Years from now, someone will come up to me and say “you remember that picture you were telling me about? The one that looked like the ship from Asteroids being attacked by pasta? I will buy that picture off you, my friend, for 1.3 million dollars.” And I’ll start crying, and say “will you give me a thousand for a photograph?” And they will say, “no.”
So, be with me as we discover a new artist for the 21st century. Your guess is as good as mine which end you hang the darn thing from. Are the squiggly lines coming down like glorious heavenly beams to EXPLODE the strip of turkey bacon? Or do they represent the deep and primal sea, boiling up from below, lashing like tentacles at what, still, seems to be turkey bacon? Is that an olive inside the giant red wedge? Does the red wedge represent the masculine principle, and the circle abstractly represent the maternal nature, both of which contain the other, linked eternally together by…uh…nuclear pasta and high-velocity cheddar fries, but separated by, again, turkey bacon?

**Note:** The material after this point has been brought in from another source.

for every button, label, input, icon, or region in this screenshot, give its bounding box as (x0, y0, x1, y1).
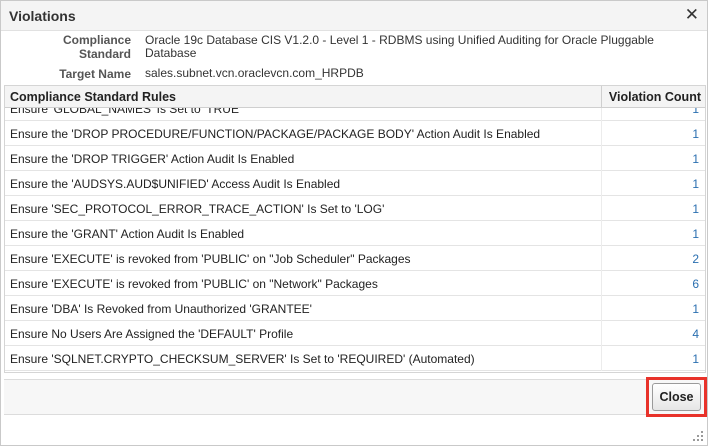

Look closely. You may see God. Mostly, though, I see bacon.
Surprisingly, I’m not seeing any bacon here at all. I don’t really know who the artist is, but I rather assume they were going through their green period. I should have figured out a way to wear this for St. Patrick’s Day, except the brown squiggle looks like another fun round of “name that medium,” the game where everybody’s a loser.
The best part of this, though, is how many times you can look at the image without actually noticing the pricetag.
This abstract expressionist double-header from the Goodwill on 2222 and Lamar, Austin.